Fifteen recharge projects have been completed, are in progress or are in the design phase in the East Kaweah Groundwater Sustainability Agency (GSA) alone. And some farmers have begun building sinking ponds on their own land as well.
The goal is to catch as much wet-year water as possible to stock up for dry years that are only as far away as the next water year.
East Kaweah has spent $17.5 million on a variety of projects, of which $3.6 million came from grants through the Department of Water Resources, according to the GSAs webpage. It anticipates the combined storage capacity of those projects is 18,700 acre feet.
The agency is well positioned to grab excess water off the Friant-Kern Canal and Kaweah River, which many of its water districts have contracts for, or rights to. And it’s playing to the area’s natural strengths, as well, enhancing streambed channels and dry wells to sink water.
The GSA recently launched an interactive webpage showing the locations and other details of each of its recharge projects that the public can access through its home page at https://ekgsa.org.
“We are working diligently to maintain local control and accomplish sustainability for our neighbors, friends and communities,” said Chris Hunter, who wears two hats as the GSA’s projects manager and assistant manager of Lindmore Irrigation District. Keeping groundwater levels flush is a huge benefit to drinking water wells, which tend to be drilled to much shallower depths than ag wells.
Growers are getting in on the recharge action as well.
Farmer Michael Brownfield, who represents Lindmore Irrigation District on the Friant Water Authority board, has built ten ponding basins on his land since the spring of 2023, with more in the works.
“Recent history has shown us that even though we go through dry years, there are years when water above our irrigation demand had been available early and late in the season and we just lacked the infrastructure to take advantage of it,” he said.
East Kaweah’s geography has been a bit tricky, as Brownfield has learned.
“Every one of our recharge reservoirs acts a little differently and the further west we move, the better the water percolates,” he said.
That’s because East Kaweah, which bumps up against the Sierra Nevada foothills, has very little alluvium between the ground surface and bedrock.

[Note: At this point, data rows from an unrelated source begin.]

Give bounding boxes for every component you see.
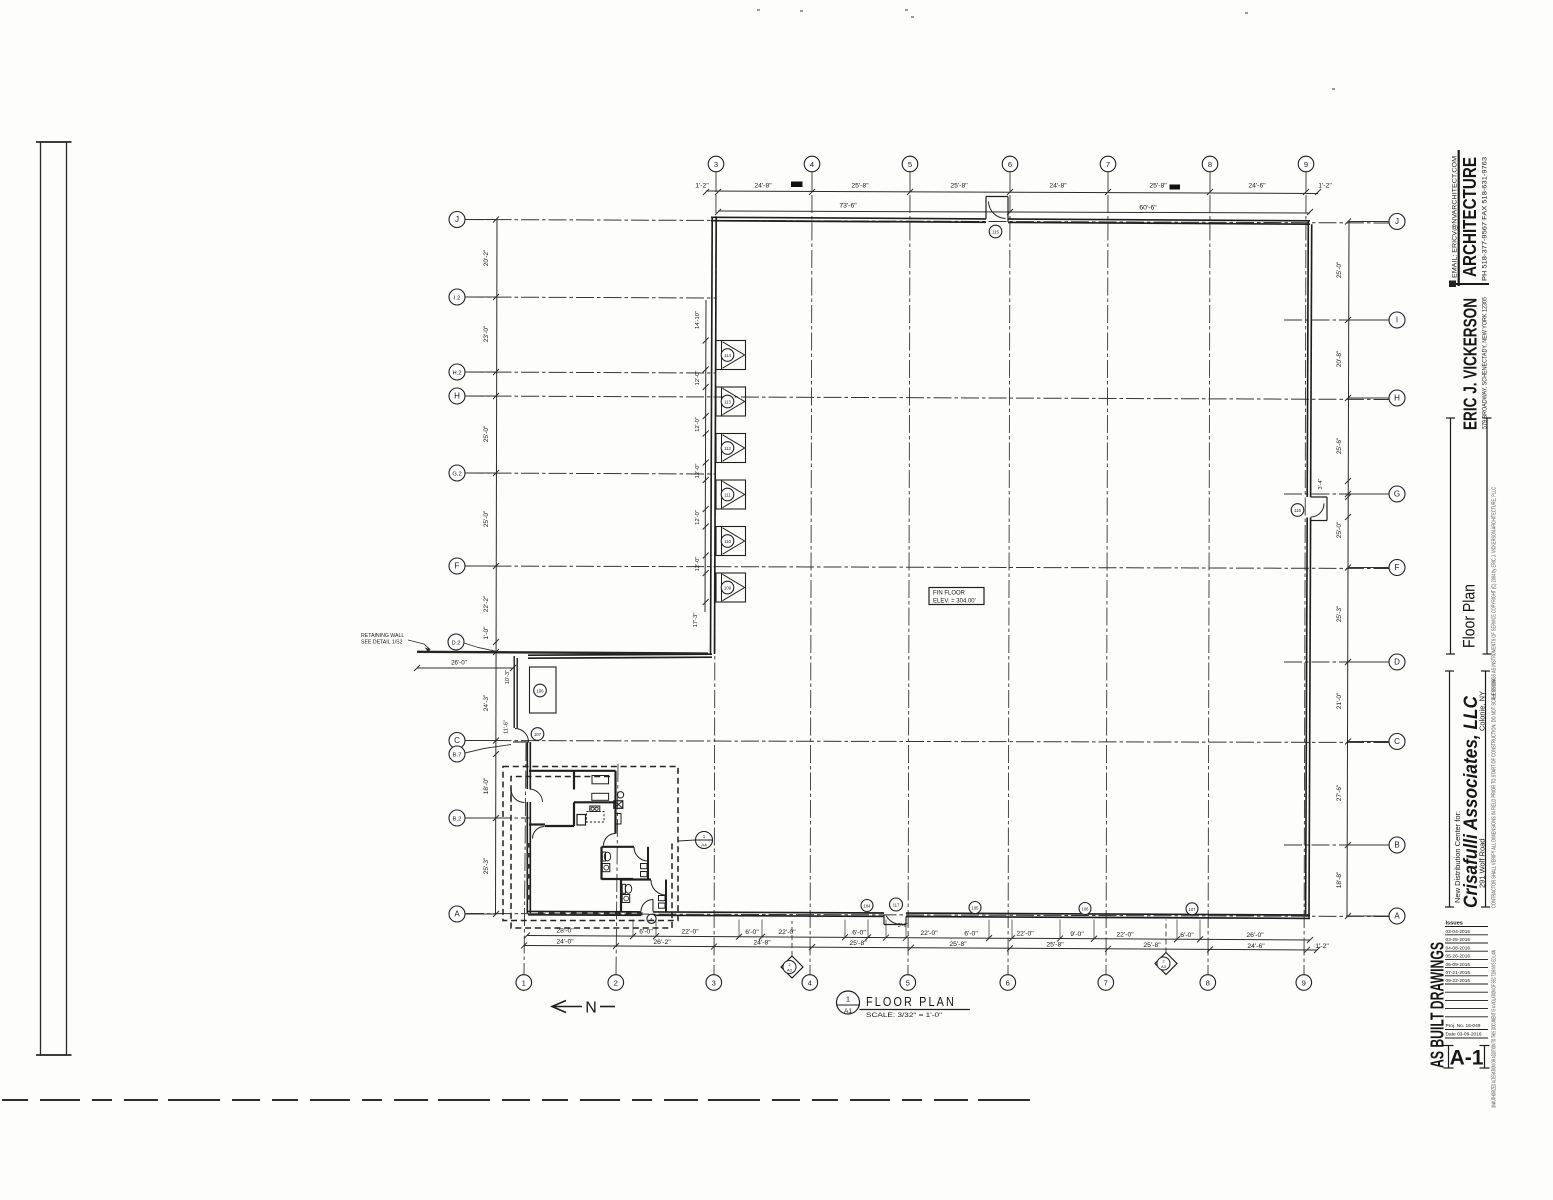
svg-text:1'-2": 1'-2" — [1315, 943, 1329, 950]
svg-text:23'-0": 23'-0" — [483, 325, 490, 342]
svg-text:105: 105 — [972, 906, 980, 911]
svg-text:1: 1 — [522, 978, 526, 987]
svg-text:9: 9 — [1304, 160, 1308, 169]
svg-text:D: D — [1394, 658, 1400, 667]
svg-text:60'-6": 60'-6" — [1139, 205, 1157, 212]
svg-text:B.7: B.7 — [453, 752, 462, 758]
svg-text:113: 113 — [724, 400, 731, 405]
svg-text:20'-8": 20'-8" — [1336, 350, 1343, 367]
svg-text:A: A — [1394, 912, 1400, 921]
svg-text:ERIC J. VICKERSON: ERIC J. VICKERSON — [1461, 298, 1481, 430]
svg-text:25'-8": 25'-8" — [1046, 941, 1064, 948]
svg-text:2: 2 — [1162, 959, 1164, 963]
svg-text:A4: A4 — [701, 843, 707, 848]
svg-text:09-22-2016: 09-22-2016 — [1446, 978, 1471, 984]
svg-text:I: I — [1396, 316, 1398, 325]
svg-text:9: 9 — [1302, 978, 1306, 987]
svg-text:24'-8": 24'-8" — [1049, 183, 1067, 190]
svg-text:25'-6": 25'-6" — [1336, 437, 1343, 454]
svg-text:6'-0": 6'-0" — [639, 928, 653, 935]
svg-text:25'-3": 25'-3" — [483, 857, 490, 874]
svg-text:7: 7 — [1106, 160, 1110, 169]
svg-text:114: 114 — [724, 353, 731, 358]
svg-text:17'-3": 17'-3" — [693, 613, 699, 628]
svg-text:A3: A3 — [1161, 965, 1166, 969]
svg-text:A3: A3 — [787, 969, 792, 973]
svg-text:I.2: I.2 — [454, 296, 460, 302]
svg-text:07-21-2016: 07-21-2016 — [1446, 970, 1471, 976]
svg-text:4: 4 — [808, 978, 812, 987]
svg-text:F: F — [1395, 563, 1400, 572]
svg-text:1'-2": 1'-2" — [695, 183, 709, 190]
svg-text:6'-0": 6'-0" — [852, 930, 866, 937]
svg-text:26'-0": 26'-0" — [1246, 932, 1264, 939]
svg-text:3: 3 — [714, 160, 718, 169]
svg-text:1: 1 — [846, 995, 850, 1004]
svg-text:24'-6": 24'-6" — [1248, 183, 1266, 190]
svg-text:18'-8": 18'-8" — [1336, 871, 1343, 888]
svg-text:24'-8": 24'-8" — [753, 940, 771, 947]
svg-text:25'-8": 25'-8" — [1143, 942, 1161, 949]
svg-text:106: 106 — [1082, 907, 1090, 912]
svg-text:ARCHITECTURE: ARCHITECTURE — [1459, 157, 1480, 277]
svg-text:FLOOR PLAN: FLOOR PLAN — [866, 994, 956, 1009]
svg-text:Floor Plan: Floor Plan — [1460, 584, 1479, 648]
svg-text:G: G — [1394, 490, 1400, 499]
svg-text:04-08-2016: 04-08-2016 — [1446, 945, 1471, 951]
svg-text:D.2: D.2 — [451, 640, 460, 646]
svg-text:22'-0": 22'-0" — [778, 929, 796, 936]
svg-text:12'-0": 12'-0" — [695, 371, 701, 386]
svg-text:12'-0": 12'-0" — [695, 417, 701, 432]
svg-text:73'-6": 73'-6" — [839, 203, 857, 210]
svg-text:H.2: H.2 — [452, 371, 461, 377]
svg-text:A: A — [454, 910, 460, 919]
svg-text:6: 6 — [1006, 978, 1010, 987]
svg-text:J: J — [455, 215, 459, 224]
svg-text:112: 112 — [724, 446, 731, 451]
svg-text:9'-0": 9'-0" — [1070, 931, 1084, 938]
svg-text:4: 4 — [810, 160, 814, 169]
svg-text:22'-0": 22'-0" — [920, 930, 938, 937]
svg-text:A1: A1 — [844, 1008, 852, 1015]
svg-text:25'-0": 25'-0" — [1336, 521, 1343, 538]
svg-text:5: 5 — [908, 160, 912, 169]
svg-text:05-26-2016: 05-26-2016 — [1446, 954, 1471, 960]
svg-text:3'-4": 3'-4" — [1318, 479, 1324, 490]
svg-text:N: N — [585, 1000, 597, 1017]
svg-text:8: 8 — [1206, 978, 1210, 987]
svg-text:SCALE: 3/32" = 1'-0": SCALE: 3/32" = 1'-0" — [866, 1012, 943, 1019]
svg-text:B.2: B.2 — [453, 817, 462, 823]
svg-text:3: 3 — [712, 978, 716, 987]
svg-text:C: C — [454, 736, 460, 745]
svg-text:22'-0": 22'-0" — [681, 929, 699, 936]
svg-text:14'-10": 14'-10" — [695, 311, 701, 329]
svg-text:12'-0": 12'-0" — [695, 510, 701, 525]
svg-text:G.2: G.2 — [452, 472, 461, 478]
svg-text:ELEV. = 304.00': ELEV. = 304.00' — [933, 599, 976, 605]
svg-text:C: C — [1394, 737, 1400, 746]
svg-text:J: J — [1395, 217, 1399, 226]
svg-text:22'-0": 22'-0" — [1016, 931, 1034, 938]
svg-text:25'-8": 25'-8" — [851, 183, 869, 190]
svg-text:Date 03-09-2016: Date 03-09-2016 — [1446, 1032, 1482, 1038]
svg-text:H: H — [454, 392, 460, 401]
svg-text:25'-8": 25'-8" — [849, 940, 867, 947]
svg-text:06-09-2016: 06-09-2016 — [1446, 962, 1471, 968]
svg-text:117: 117 — [893, 903, 900, 908]
svg-text:110: 110 — [724, 539, 731, 544]
svg-text:22'-2": 22'-2" — [483, 595, 490, 612]
svg-text:7: 7 — [1104, 978, 1108, 987]
svg-text:25'-3": 25'-3" — [1336, 605, 1343, 622]
svg-text:2: 2 — [614, 978, 618, 987]
svg-text:RETAINING WALL: RETAINING WALL — [361, 633, 404, 639]
svg-text:5: 5 — [906, 978, 910, 987]
svg-text:03-04-2016: 03-04-2016 — [1446, 929, 1471, 935]
svg-text:291 Wolf Road: 291 Wolf Road — [1478, 839, 1487, 888]
svg-text:26'-0": 26'-0" — [451, 660, 467, 667]
svg-text:25'-0": 25'-0" — [483, 510, 490, 527]
svg-text:03-25-2016: 03-25-2016 — [1446, 937, 1471, 943]
svg-text:115: 115 — [992, 230, 999, 235]
svg-text:6: 6 — [1008, 160, 1012, 169]
svg-text:UNAUTHORIZED ALTERATION OR ADD: UNAUTHORIZED ALTERATION OR ADDITION TO T… — [1492, 950, 1498, 1108]
svg-text:25'-8": 25'-8" — [949, 941, 967, 948]
svg-text:B: B — [1394, 841, 1399, 850]
svg-text:24'-3": 24'-3" — [483, 694, 490, 711]
svg-text:CONTRACTOR SHALL VERIFY ALL DI: CONTRACTOR SHALL VERIFY ALL DIMENSIONS I… — [1492, 678, 1498, 908]
svg-text:21'-0": 21'-0" — [1336, 692, 1343, 709]
svg-text:FIN FLOOR: FIN FLOOR — [933, 591, 966, 597]
svg-text:12'-0": 12'-0" — [695, 557, 701, 572]
svg-text:26'-2": 26'-2" — [653, 939, 671, 946]
svg-text:PH 518-377-9567 FAX 518-63: PH 518-377-9567 FAX 518-631-9763 — [1483, 156, 1489, 281]
svg-text:Proj. No. 16-049: Proj. No. 16-049 — [1446, 1023, 1481, 1029]
svg-text:116: 116 — [1294, 508, 1301, 513]
svg-text:2: 2 — [788, 963, 790, 967]
svg-text:8: 8 — [1208, 160, 1212, 169]
svg-text:27'-6": 27'-6" — [1336, 784, 1343, 801]
svg-text:24'-6": 24'-6" — [1247, 943, 1265, 950]
svg-text:18'-0": 18'-0" — [483, 777, 490, 794]
svg-text:24'-8": 24'-8" — [754, 183, 772, 190]
svg-text:EMAIL: ERICV@NVARCHITECT.COM: EMAIL: ERICV@NVARCHITECT.COM — [1453, 156, 1459, 278]
svg-text:6'-0": 6'-0" — [964, 930, 978, 937]
svg-text:12'-0": 12'-0" — [695, 464, 701, 479]
svg-text:25'-0": 25'-0" — [483, 425, 490, 442]
svg-text:Colonie, NY: Colonie, NY — [1478, 691, 1487, 731]
svg-text:H: H — [1394, 394, 1400, 403]
svg-text:25'-8": 25'-8" — [950, 183, 968, 190]
svg-text:10'-3": 10'-3" — [505, 670, 511, 684]
svg-text:11'-6": 11'-6" — [504, 720, 510, 734]
svg-text:SEE DETAIL 1/S2: SEE DETAIL 1/S2 — [361, 640, 403, 646]
svg-text:F: F — [455, 562, 460, 571]
svg-text:6'-0": 6'-0" — [1180, 932, 1194, 939]
svg-text:THESE DWGS AS INSTRUMENTS OF S: THESE DWGS AS INSTRUMENTS OF SERVICE COP… — [1492, 487, 1498, 700]
svg-text:20'-2": 20'-2" — [483, 249, 490, 266]
svg-text:25'-8": 25'-8" — [1149, 183, 1167, 190]
svg-text:111: 111 — [724, 493, 731, 498]
svg-text:106: 106 — [536, 689, 544, 694]
svg-text:1'-2": 1'-2" — [1318, 183, 1332, 190]
svg-text:107: 107 — [1189, 907, 1197, 912]
svg-text:22'-0": 22'-0" — [1116, 931, 1134, 938]
svg-text:Issues: Issues — [1446, 921, 1463, 927]
svg-text:28'-0": 28'-0" — [556, 928, 574, 935]
svg-text:AS BUILT DRAWINGS: AS BUILT DRAWINGS — [1428, 942, 1448, 1068]
svg-text:109: 109 — [724, 586, 732, 591]
svg-text:25'-0": 25'-0" — [1336, 261, 1343, 278]
svg-text:1'-0": 1'-0" — [483, 626, 490, 640]
svg-text:6'-0": 6'-0" — [745, 929, 759, 936]
svg-text:104: 104 — [864, 904, 872, 909]
svg-text:24'-0": 24'-0" — [556, 938, 574, 945]
svg-text:579 BROADWAY, SCHENECTADY, NEW: 579 BROADWAY, SCHENECTADY, NEW YORK 1230… — [1483, 296, 1489, 429]
svg-text:107: 107 — [534, 732, 542, 737]
svg-text:A-1: A-1 — [1450, 1047, 1484, 1070]
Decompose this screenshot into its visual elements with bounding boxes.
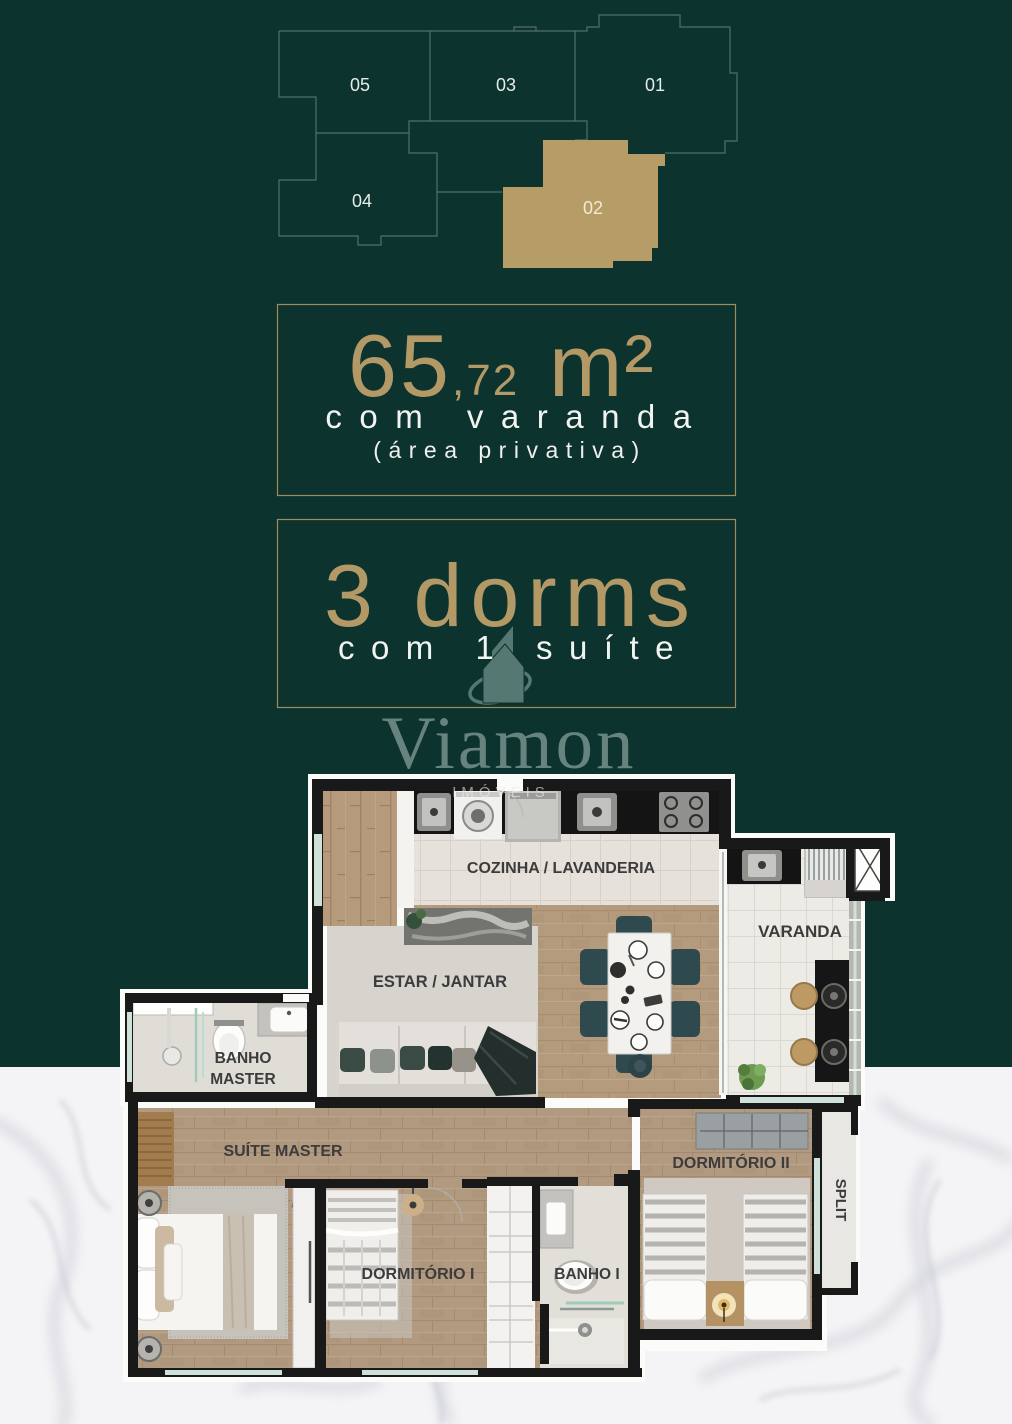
svg-text:01: 01: [645, 75, 665, 95]
svg-text:04: 04: [352, 191, 372, 211]
svg-text:com 1 suíte: com 1 suíte: [338, 629, 690, 666]
svg-text:BANHO: BANHO: [215, 1050, 272, 1067]
svg-text:com varanda: com varanda: [325, 398, 708, 435]
svg-text:IMÓVEIS: IMÓVEIS: [452, 784, 550, 801]
svg-text:ESTAR / JANTAR: ESTAR / JANTAR: [373, 973, 507, 991]
svg-text:(área privativa): (área privativa): [373, 437, 646, 463]
svg-text:COZINHA / LAVANDERIA: COZINHA / LAVANDERIA: [467, 860, 656, 877]
svg-text:BANHO I: BANHO I: [554, 1266, 619, 1283]
svg-text:02: 02: [583, 198, 603, 218]
svg-text:DORMITÓRIO II: DORMITÓRIO II: [672, 1153, 789, 1172]
svg-text:Viamon: Viamon: [381, 702, 636, 785]
svg-text:SPLIT: SPLIT: [832, 1179, 849, 1222]
svg-text:03: 03: [496, 75, 516, 95]
svg-text:DORMITÓRIO I: DORMITÓRIO I: [362, 1264, 475, 1283]
svg-text:05: 05: [350, 75, 370, 95]
svg-text:VARANDA: VARANDA: [758, 922, 842, 941]
svg-text:SUÍTE MASTER: SUÍTE MASTER: [223, 1141, 343, 1160]
svg-text:MASTER: MASTER: [210, 1071, 275, 1088]
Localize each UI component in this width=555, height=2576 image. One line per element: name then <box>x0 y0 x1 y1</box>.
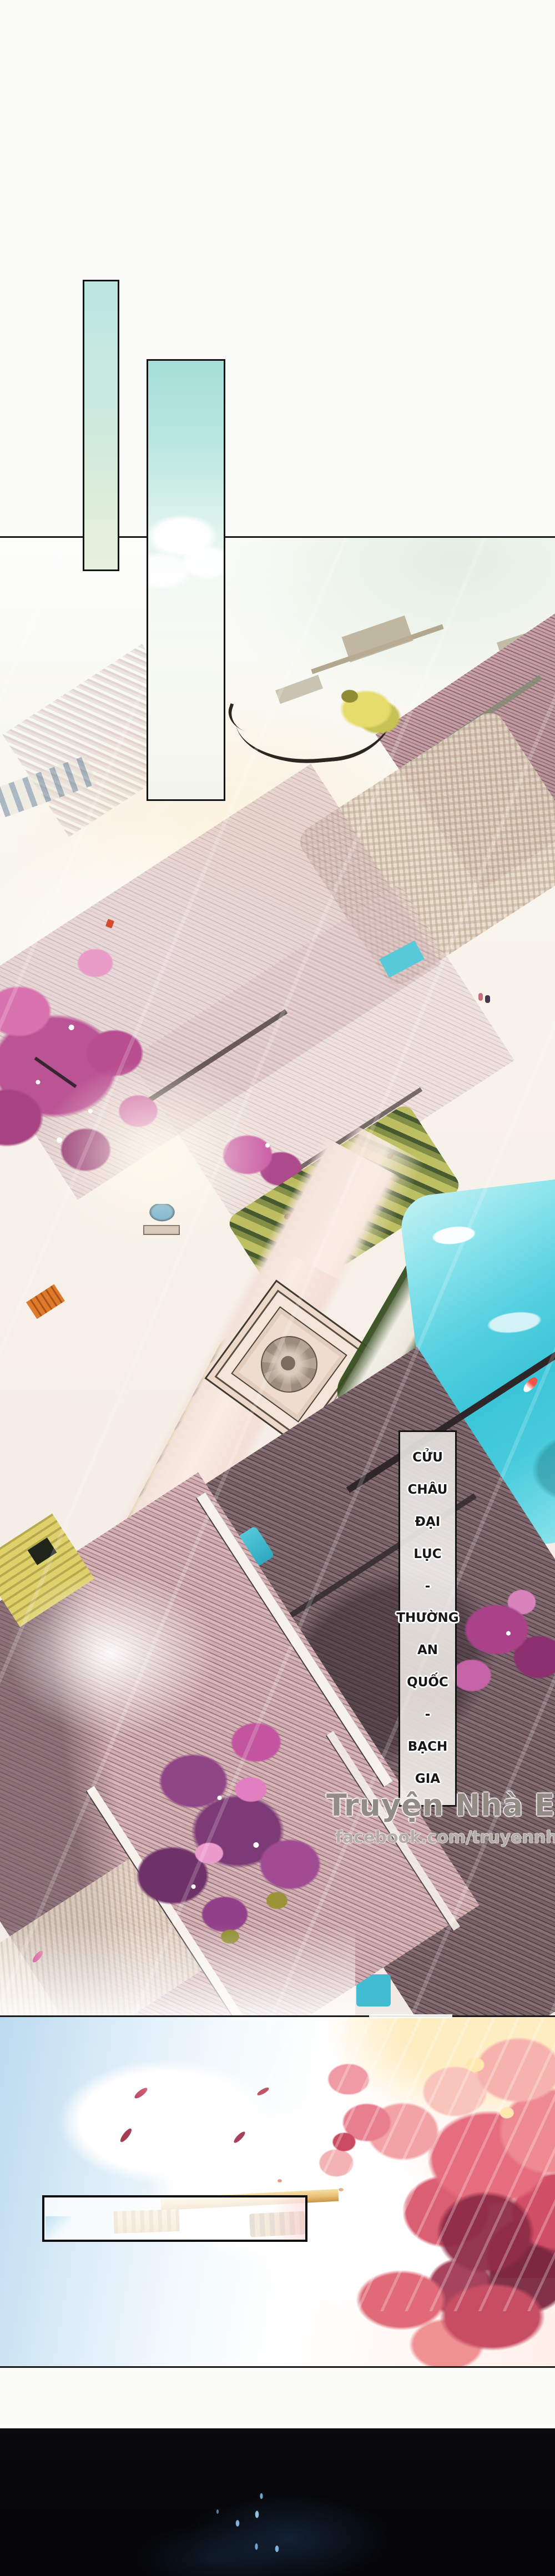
caption-line: GIA <box>415 1773 440 1786</box>
petal <box>339 2188 344 2191</box>
blue-water-pot <box>149 1204 175 1227</box>
caption-line: - <box>425 1708 431 1721</box>
caption-line: AN <box>417 1644 438 1657</box>
petal <box>256 2086 270 2097</box>
blue-corner-hint <box>46 2216 71 2239</box>
sky-panel <box>0 2017 555 2366</box>
tiny-figure <box>485 995 490 1003</box>
pink-edge-hint <box>272 2197 305 2240</box>
caption-line: LỤC <box>413 1548 441 1561</box>
caption-line: CHÂU <box>408 1484 448 1496</box>
caption-line: CỬU <box>412 1451 443 1464</box>
orange-awning <box>26 1284 65 1319</box>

Groundwater flows east to west, meaning much of what East Kaweah puts in the ground can be pumped out by farmers in GSAs further west including the Mid- and Greater Kaweah GSAs. So, East Kaweah farmers and water managers have been very keen to see the other GSAs adopt stricter pumping allocations for their farmers.
Grower and East Kaweah board member Craig Hornung challenged landowners to maintain a long-term perspective about water use.
“The biggest problem is that growers are not thinking down that line,” he said. “But you’ve got to be thinking about recharge because that’s what is going to help you 10 to 15 years down the road.”
The Kaweah subbasin, which covers the northern half of Tulare County’s valley portion, is scheduled to go before the Water Resources Control Board on Jan. 7, 2025 for a probationary hearing.
Probation is the first step toward a possible state pumping take over. Growers in probationary subbasins must meter and register their wells at $300 each, report extractions to the state and pay $20 per acre foot pumped – on top of existing water district and groundwater sustainability agency fees.
It’s something most water managers have worked hard to avoid since the Sustainable Groundwater Management Act (SGMA) was passed in 2014.
But the three groundwater agencies that make up the Kaweah subbasin twice failed to create a groundwater management plan that met SGMA’s requirements to bring aquifers into balance by 2040. So, Water Board staff recommended it be put into probation and the hearing was scheduled.
Subbasin water managers recently submitted a third, brand new plan, to the Water Board in hopes it will pass muster under SGMA’s guidelines.